GRAPHIC NOVEL
Star Trek
The Return of the Worthy

Authors: Peter David, Bill Mumy, J. Michael Straczynski and Howard Weinstein
Artists: Gordon Purcell, Arne Starr, Ken Hooper and Bob Dvorak
Titan Books
RRP: £14.99, US $19.95
ISBN-13: 978 1 84576 319 0
ISBN-10: 1 84576 319 X
Available 22 December 2006


When the crew of the starship
Enterprise accidentally discover a band of heroic explorers long thought dead, they must help them to acclimatise to a galaxy they barely recognise. When internal stresses threaten to tear the group apart, can Captain Kirk persuade them to become heroes once again...?

If you're a fan of Babylon 5, then this could be the Star Trek graphic novel for you! Reprinting issues 13-18 of the second DC Comics series, it features work by occasional B5 scribe Peter David, Lennier actor Bill Mumy and B5 creator J. Michael Straczynski.

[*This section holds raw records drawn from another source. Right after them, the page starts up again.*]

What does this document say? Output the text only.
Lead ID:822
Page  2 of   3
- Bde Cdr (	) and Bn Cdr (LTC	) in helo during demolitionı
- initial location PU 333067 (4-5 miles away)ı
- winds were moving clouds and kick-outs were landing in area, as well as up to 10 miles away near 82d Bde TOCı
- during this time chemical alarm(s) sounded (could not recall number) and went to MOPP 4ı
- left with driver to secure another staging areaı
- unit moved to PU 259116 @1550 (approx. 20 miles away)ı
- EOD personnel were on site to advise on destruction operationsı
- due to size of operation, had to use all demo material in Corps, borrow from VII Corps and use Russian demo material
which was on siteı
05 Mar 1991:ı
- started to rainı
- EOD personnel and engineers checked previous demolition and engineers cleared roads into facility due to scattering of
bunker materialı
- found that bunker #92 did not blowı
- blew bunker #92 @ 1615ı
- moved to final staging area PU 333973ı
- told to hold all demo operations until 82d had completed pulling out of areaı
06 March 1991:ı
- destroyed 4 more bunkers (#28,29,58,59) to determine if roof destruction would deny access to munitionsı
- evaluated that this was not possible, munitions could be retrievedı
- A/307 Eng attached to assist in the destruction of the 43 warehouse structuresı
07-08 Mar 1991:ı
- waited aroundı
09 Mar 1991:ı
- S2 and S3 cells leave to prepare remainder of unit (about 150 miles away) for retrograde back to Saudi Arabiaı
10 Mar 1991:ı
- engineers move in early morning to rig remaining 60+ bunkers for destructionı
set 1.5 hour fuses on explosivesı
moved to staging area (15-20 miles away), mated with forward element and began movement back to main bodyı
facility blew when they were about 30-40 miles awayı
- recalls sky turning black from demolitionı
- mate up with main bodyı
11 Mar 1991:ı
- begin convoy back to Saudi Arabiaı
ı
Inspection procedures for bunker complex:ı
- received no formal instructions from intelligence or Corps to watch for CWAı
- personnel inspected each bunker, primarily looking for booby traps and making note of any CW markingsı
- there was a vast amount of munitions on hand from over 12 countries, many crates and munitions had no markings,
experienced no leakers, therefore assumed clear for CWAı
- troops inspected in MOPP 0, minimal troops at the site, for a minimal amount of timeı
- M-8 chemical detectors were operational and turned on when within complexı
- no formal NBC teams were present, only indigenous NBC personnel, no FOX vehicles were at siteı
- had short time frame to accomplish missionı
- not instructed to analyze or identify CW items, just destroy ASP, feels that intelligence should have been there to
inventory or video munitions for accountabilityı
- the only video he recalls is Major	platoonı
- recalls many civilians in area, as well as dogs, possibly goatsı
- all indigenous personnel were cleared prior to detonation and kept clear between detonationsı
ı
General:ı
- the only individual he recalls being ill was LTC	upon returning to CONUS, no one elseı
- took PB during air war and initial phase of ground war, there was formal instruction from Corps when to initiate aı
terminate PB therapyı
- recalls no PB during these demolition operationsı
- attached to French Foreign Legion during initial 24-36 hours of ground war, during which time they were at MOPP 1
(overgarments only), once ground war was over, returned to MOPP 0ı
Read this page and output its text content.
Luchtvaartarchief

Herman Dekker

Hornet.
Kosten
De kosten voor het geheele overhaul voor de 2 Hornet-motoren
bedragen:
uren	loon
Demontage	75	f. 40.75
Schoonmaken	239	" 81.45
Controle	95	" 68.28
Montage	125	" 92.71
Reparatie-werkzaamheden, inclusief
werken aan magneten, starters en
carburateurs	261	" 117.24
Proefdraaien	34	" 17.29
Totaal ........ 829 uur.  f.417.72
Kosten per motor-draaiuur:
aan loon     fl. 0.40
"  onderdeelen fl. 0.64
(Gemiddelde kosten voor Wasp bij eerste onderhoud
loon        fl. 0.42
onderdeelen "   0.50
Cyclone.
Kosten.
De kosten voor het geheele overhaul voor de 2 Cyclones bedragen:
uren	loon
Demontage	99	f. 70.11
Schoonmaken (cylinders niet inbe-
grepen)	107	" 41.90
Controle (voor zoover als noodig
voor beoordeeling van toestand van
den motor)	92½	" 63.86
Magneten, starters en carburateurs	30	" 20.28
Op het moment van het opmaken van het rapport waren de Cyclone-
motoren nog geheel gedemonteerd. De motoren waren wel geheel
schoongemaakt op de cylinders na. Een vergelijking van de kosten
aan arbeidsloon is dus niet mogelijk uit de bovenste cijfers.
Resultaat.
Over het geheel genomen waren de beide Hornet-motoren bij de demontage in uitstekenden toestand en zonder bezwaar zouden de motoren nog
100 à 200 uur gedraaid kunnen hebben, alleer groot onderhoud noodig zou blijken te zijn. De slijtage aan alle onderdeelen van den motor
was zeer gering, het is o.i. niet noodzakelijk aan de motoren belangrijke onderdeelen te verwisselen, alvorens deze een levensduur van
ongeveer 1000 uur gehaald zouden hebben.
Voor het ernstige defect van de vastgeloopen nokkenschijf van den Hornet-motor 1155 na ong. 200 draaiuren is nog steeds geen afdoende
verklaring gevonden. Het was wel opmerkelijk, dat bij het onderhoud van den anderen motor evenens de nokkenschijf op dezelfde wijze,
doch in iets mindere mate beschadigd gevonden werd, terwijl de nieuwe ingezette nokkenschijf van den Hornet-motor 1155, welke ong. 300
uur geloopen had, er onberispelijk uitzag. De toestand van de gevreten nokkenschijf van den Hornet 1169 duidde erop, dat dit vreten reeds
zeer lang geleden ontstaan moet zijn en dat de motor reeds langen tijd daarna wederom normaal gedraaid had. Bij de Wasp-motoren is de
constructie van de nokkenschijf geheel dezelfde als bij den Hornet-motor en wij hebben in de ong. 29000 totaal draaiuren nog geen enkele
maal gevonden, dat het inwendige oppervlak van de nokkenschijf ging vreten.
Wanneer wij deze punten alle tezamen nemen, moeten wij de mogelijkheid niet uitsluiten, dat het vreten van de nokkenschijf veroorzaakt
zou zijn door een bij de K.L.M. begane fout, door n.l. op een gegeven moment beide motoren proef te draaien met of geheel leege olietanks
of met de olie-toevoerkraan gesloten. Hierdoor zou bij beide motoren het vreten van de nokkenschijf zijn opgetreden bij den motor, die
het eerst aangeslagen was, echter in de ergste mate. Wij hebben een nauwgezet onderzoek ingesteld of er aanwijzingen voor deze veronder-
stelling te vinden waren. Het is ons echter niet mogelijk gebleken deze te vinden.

First up is the three-part The Return of the Worthy, co-written by David and Mumy. A controversial story, this is an homage to Trek's 1960s rival Lost in Space, in which the young Mumy played Will Robinson. The Robinson family is echoed in a legendary party of alien space travellers, the Worthy, who comprise a very similar line-up, including a father figure, a daredevil pilot, a freckled boy genius and a robot (but no Dr Smith equivalent). Look out for a cameo appearance by Mumy himself, depicted by artists Gordon Purcell and Arne Starr as crewman Barnes, and the words "LOST IN SPACE" reflected in a pool of water on one of the comic covers.

This story marks David's final regular contribution to DC's Trek. Perhaps he had grown tired of Paramount's continual editorial interference - which is the reason why the Gorn are replaced here by a similar looking red-skinned reptilian race called the Lath. Unfortunately, letterer Bob Pinaha overlooks a few instances of the word "GORN", which rather gives the game away. Protocol officer R.J. Blaise mysteriously disappears after issue 13, at Paramount's insistence. She appears to have been redrawn as a red-haired crewmember in issue 14 and as a blonde in issue 15. David wasn't even allowed to write her out properly, despite a situation being set up whereby Ms Blaise (or is it Miss Blaise - the writers seem uncertain) could become the Worthy's "ambassador to the present".

Some of Tom McCraw's colouring is also out of register in places, and the repro on a couple of pages looks a little low-res.

Nevertheless, if you can accept its tongue-in-cheek concept, The Return of the Worthy is an enjoyable story, one that foreshadows Mumy's writing on Innovation's Lost in Space comic, in which he developed the characters and their situation in arguably more serious and grown-up ways than the original series.

In orbit around a planet that is due to disintegrate in a matter of hours, Kirk and co are surprised to detect a lone humanoid on its surface - a humanoid who is reluctant to leave...

Worldsinger is a one-shot tale that takes us back to the Enterprise's initial five-year mission under Captain Kirk. It also features writing by the pre-B5 J. Michael Straczynski, though you probably wouldn't guess it was him if you didn't see his credit. Despite a characteristically mystical story element and a couple of brief allusions to hell, this is very much traditional Trek.

Artists Purcell and Starr have fun with the classic environment, depicting Kirk in a couple of his famous "under telepathic attack" poses, though, as with The Return of the Worthy, the resolution on one of these pages looks a little poor.

In order to protect the Needran System from increasingly violent attacks by space raiders, the Enterprise crew must team up with uneasy allies - the Klingons...

The two-part Partners? marks the debut of new regular writer Howard Weinstein. No stranger to Trek, Weinstein had previously written several novels, a story idea for the fourth movie and an episode of the animated series. Here he sets the tone for the then forthcoming Star Trek VI: The Undiscovered Country by depicting an uneasy alliance between the Federation and the Klingon Empire. His story is dynamic and full of twists, though he refuses to commit himself on the subject of stardates, instead taking the Eddie Izzard approach of using "supplemental" log entries instead!

I am less thrilled with the work of guest artists Ken Hooper and Bob Dvorak, who tend to make the characters look flat-faced. Some of Tom McCraw's skin tones are also a little odd: prospector Sally Gallan is coloured bright yellow, despite otherwise appearing to be a Caucasian human, while the Klingons become lobster pink.

Despite its faults, this volume, which also features interviews with George Takei (Sulu) and William Shatner (Kirk), will make a worthy addition to your collection.